I wasn’t ready for my world to change like this. Not yet. I wasn’t ready to see the person who lived his life with a smile and showed genuine kindness to everyone he met, quickly fade away from us. But then again, I’m not sure many people are ever ready to lose someone they love. All I know is that even in what should have been his darkest days, learning that he had this horrible disease, and then learning that there was nothing that could be done, he showed what I can only describe as the most inspirational display of faith and strength that I have ever seen. In this hour of darkness, he referenced scripture, he told us to stay happy, and never stopped showing his incredible character. This is something that will stick with me for my entire life. Even at his weakest state, he continued to teach us how to be better people.

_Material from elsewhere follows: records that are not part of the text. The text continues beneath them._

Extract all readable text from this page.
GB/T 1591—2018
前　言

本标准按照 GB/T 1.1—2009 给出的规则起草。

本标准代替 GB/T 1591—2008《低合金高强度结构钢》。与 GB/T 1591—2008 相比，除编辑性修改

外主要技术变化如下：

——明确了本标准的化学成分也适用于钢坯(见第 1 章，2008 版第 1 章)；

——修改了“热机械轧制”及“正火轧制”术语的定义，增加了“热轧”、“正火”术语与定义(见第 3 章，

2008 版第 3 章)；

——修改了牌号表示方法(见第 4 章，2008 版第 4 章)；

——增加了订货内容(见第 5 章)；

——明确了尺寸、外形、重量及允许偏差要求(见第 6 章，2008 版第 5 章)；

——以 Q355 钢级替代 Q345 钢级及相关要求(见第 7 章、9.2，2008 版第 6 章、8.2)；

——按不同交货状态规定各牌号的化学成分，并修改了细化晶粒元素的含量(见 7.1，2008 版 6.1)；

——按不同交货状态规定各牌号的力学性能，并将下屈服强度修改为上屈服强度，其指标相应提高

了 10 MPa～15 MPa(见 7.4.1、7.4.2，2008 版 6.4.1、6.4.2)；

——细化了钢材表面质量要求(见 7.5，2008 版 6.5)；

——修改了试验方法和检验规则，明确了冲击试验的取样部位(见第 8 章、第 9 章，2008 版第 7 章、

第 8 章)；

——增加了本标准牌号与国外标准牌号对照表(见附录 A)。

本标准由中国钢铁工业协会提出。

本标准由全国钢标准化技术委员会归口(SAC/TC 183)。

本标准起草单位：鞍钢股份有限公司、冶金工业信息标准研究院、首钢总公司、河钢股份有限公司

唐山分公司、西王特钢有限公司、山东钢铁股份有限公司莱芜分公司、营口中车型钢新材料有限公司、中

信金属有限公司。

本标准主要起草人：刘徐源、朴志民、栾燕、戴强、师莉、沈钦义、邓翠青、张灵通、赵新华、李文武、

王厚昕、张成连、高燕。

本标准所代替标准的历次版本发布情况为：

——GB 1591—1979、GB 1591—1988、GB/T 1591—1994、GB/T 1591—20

I know as the days begin to come and go that the hurt and pain I’m feeling will slowly fade and turn into some type of strength. I know that he wanted us to be happy, and that’s what I plan on doing…just not quite yet. Right now, I still feel like I want to cry off and on throughout the day, think about him nonstop and not let his voice that I can still hear in my head disappear. I want to think about him all day and I want to miss him. For now, I need to lean on my family and those closest to me for support, because right now as Keith Richards once sang, “only a crowd can make you feel so alone.”